Policy Gradient-Based EMT-in-the-Loop Learning to Mitigate Sub-Synchronous Control Interactions
Sayak Mukherjee, Ramij R. Hossain, Kaustav Chatterjee, Sameer Nekkalapu, Marcelo Elizondo
TL;DR
Addressing SSCIs caused by mis-tuned inverter controls under specific grid configurations, the paper develops an EMT-in-the-loop framework that learns adaptive outer/inner gains using a simple deep policy-gradient RL agent embedded in PSCAD. The approach formulates SSCI mitigation as an MDP with continuous state and action spaces, employs SSCI-specific data processing (down-sampling and band-pass filtering) to form observation windows, and uses an energy-based reward $R=-E_{osc}$ where $E_{osc}=\int_0^{T_w} (P_f(\tau)-P_{nom})^2 d\tau$. The utility is demonstrated on a real-world Texas SSCI scenario, showing the policy gradually reduces oscillation energy and suppresses detrimental dynamics when deployed mid-event. The work highlights practical gains in adaptive damping for inverter-rich grids and reduces EMT simulation burden via restricted action exploration.
Abstract
This paper explores the development of learning-based tunable control gains using EMT-in-the-loop simulation framework (e.g., PSCAD interfaced with Python-based learning modules) to address critical sub-synchronous oscillations. Since sub-synchronous control interactions (SSCI) arise from the mis-tuning of control gains under specific grid configurations, effective mitigation strategies require adaptive re-tuning of these gains. Such adaptiveness can be achieved by employing a closed-loop, learning-based framework that considers the grid conditions responsible for such sub-synchronous oscillations.

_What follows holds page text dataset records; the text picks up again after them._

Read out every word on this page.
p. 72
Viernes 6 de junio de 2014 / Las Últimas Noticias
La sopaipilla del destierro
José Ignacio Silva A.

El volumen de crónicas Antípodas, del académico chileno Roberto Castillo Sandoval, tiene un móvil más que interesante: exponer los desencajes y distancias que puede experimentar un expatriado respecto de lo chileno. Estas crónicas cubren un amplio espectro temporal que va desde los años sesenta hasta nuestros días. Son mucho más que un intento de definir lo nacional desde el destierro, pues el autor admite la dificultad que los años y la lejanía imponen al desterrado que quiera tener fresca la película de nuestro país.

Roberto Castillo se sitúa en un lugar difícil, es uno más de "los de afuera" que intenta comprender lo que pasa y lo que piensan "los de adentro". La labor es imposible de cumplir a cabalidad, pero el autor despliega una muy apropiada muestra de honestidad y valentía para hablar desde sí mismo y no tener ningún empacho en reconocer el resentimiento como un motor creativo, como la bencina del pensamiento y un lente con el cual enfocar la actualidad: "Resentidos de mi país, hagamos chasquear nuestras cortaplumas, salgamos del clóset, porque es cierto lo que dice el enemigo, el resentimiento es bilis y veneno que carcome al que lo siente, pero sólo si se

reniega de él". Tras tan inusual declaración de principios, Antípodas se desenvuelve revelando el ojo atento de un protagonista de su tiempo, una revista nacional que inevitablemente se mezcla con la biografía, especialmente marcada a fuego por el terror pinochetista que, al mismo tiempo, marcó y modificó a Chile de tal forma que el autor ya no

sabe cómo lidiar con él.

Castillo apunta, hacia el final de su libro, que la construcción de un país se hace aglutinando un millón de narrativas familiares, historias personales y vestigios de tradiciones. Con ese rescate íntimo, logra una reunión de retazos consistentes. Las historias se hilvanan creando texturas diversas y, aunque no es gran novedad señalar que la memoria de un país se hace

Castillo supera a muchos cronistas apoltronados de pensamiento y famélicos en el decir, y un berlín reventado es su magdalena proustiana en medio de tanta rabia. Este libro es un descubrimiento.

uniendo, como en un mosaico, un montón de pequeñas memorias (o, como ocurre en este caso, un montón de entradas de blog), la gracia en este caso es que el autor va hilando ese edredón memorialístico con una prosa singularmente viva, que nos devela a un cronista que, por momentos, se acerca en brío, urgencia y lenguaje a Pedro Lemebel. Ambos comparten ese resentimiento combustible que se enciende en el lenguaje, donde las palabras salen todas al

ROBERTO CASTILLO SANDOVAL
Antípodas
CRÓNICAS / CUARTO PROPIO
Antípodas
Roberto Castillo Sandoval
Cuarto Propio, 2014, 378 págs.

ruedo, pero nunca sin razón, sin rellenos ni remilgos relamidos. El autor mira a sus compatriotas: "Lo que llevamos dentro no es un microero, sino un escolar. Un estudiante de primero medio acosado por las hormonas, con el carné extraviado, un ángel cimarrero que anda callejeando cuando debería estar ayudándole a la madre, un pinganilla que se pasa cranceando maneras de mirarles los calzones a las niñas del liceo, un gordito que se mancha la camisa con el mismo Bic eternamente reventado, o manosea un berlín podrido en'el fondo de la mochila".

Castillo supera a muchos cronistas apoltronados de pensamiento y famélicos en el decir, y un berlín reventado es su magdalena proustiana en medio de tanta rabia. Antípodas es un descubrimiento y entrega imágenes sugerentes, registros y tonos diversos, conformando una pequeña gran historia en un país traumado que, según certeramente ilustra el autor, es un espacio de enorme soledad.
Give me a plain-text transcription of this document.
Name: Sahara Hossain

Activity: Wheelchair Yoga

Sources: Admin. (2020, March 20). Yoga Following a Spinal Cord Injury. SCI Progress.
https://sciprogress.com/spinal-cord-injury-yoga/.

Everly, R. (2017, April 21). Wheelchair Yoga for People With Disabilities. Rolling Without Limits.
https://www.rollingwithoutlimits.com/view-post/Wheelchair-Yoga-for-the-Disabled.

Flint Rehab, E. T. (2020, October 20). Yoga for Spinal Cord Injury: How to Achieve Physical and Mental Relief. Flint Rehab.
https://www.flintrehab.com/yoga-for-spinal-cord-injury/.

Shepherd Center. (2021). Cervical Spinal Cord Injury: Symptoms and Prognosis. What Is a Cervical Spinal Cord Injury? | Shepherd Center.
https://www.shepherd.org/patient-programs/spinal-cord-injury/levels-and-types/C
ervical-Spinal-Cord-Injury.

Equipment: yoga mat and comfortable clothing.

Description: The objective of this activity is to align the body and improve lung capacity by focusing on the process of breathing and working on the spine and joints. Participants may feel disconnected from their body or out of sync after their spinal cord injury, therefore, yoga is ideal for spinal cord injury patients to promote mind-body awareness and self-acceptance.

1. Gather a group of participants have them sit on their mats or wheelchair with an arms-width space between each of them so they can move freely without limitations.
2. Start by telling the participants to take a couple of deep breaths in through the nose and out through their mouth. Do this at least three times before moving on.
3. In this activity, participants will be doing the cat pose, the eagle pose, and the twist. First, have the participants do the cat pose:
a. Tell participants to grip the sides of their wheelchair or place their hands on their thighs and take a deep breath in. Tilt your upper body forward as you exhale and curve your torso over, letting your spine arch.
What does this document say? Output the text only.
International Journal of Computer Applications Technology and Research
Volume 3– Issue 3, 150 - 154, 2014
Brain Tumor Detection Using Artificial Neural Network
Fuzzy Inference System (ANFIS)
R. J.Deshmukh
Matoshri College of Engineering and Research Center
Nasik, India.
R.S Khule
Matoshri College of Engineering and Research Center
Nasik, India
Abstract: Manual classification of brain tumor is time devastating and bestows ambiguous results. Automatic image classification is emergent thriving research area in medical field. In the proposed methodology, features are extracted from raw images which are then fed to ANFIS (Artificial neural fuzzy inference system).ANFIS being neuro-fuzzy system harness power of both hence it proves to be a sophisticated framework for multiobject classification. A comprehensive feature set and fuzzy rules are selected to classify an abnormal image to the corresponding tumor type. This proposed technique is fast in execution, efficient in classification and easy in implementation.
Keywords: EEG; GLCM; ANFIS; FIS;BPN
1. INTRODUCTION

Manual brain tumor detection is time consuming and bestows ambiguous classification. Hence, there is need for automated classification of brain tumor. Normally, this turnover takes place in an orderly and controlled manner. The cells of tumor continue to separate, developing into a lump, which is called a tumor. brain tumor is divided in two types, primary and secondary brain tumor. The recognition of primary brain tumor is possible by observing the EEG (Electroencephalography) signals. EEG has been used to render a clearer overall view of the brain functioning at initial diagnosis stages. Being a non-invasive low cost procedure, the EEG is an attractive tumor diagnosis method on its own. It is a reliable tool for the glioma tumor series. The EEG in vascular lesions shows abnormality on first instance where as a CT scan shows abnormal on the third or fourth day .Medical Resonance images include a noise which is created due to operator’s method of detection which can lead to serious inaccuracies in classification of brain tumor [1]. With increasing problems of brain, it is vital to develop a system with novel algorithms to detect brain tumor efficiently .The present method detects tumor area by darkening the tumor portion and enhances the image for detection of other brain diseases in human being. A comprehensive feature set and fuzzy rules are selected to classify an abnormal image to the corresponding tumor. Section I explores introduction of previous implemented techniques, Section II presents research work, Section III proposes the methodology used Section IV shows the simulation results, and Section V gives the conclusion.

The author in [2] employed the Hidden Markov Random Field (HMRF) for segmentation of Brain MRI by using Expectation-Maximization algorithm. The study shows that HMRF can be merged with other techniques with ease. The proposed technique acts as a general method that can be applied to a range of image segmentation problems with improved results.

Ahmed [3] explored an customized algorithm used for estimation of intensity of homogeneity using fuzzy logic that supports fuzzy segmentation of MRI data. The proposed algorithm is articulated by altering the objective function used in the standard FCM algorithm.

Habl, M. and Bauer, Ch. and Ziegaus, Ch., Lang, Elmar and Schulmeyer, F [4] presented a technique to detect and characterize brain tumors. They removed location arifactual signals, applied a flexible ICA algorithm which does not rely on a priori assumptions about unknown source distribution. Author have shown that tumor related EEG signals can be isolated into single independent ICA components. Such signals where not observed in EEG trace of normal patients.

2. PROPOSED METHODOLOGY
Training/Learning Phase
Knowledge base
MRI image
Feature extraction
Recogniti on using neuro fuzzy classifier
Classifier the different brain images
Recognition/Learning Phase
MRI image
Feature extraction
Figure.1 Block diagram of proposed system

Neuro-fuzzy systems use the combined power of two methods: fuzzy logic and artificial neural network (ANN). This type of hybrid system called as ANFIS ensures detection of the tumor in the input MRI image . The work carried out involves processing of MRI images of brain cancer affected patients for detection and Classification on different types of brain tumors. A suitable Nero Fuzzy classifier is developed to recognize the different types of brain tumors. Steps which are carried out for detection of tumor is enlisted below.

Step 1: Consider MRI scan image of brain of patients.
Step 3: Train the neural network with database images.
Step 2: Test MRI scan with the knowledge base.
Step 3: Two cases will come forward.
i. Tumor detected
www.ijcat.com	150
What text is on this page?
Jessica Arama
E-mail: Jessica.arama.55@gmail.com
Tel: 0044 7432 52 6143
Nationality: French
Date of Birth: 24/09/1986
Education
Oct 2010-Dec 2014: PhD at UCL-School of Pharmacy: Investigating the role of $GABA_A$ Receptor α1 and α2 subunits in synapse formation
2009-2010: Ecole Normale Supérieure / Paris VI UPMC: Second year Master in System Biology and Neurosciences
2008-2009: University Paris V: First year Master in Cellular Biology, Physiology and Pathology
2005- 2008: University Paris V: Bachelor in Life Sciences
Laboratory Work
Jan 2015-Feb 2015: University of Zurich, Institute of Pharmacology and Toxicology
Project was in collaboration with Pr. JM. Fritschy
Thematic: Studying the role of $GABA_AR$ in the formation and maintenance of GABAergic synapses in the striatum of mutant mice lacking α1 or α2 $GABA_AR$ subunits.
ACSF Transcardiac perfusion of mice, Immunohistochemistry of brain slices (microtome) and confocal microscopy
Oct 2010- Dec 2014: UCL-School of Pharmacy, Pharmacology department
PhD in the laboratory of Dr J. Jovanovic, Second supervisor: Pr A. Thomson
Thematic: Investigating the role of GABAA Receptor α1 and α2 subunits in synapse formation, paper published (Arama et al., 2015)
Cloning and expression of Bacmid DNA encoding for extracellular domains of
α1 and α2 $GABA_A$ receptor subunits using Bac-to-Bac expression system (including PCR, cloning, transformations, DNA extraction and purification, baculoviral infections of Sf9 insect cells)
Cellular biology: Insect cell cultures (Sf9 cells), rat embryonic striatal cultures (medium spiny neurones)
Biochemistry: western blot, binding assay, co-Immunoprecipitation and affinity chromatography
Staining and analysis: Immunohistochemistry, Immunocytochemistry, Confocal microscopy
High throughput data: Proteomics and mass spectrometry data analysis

This paper addresses this need by adopting methodologies inspired by Markov decision process (MDP) based reinforcement learning (RL), with a particular emphasis on simpler deep policy gradient methods with additional SSCI-specific signal processing modules such as down-sampling, bandpass filtering, and oscillation energy dependent reward computations. Our experimentation in a real-world event setting demonstrates that the deep policy gradient based trained policy can adaptively compute gain settings in response to varying grid conditions and optimally suppress control interaction-induced oscillations.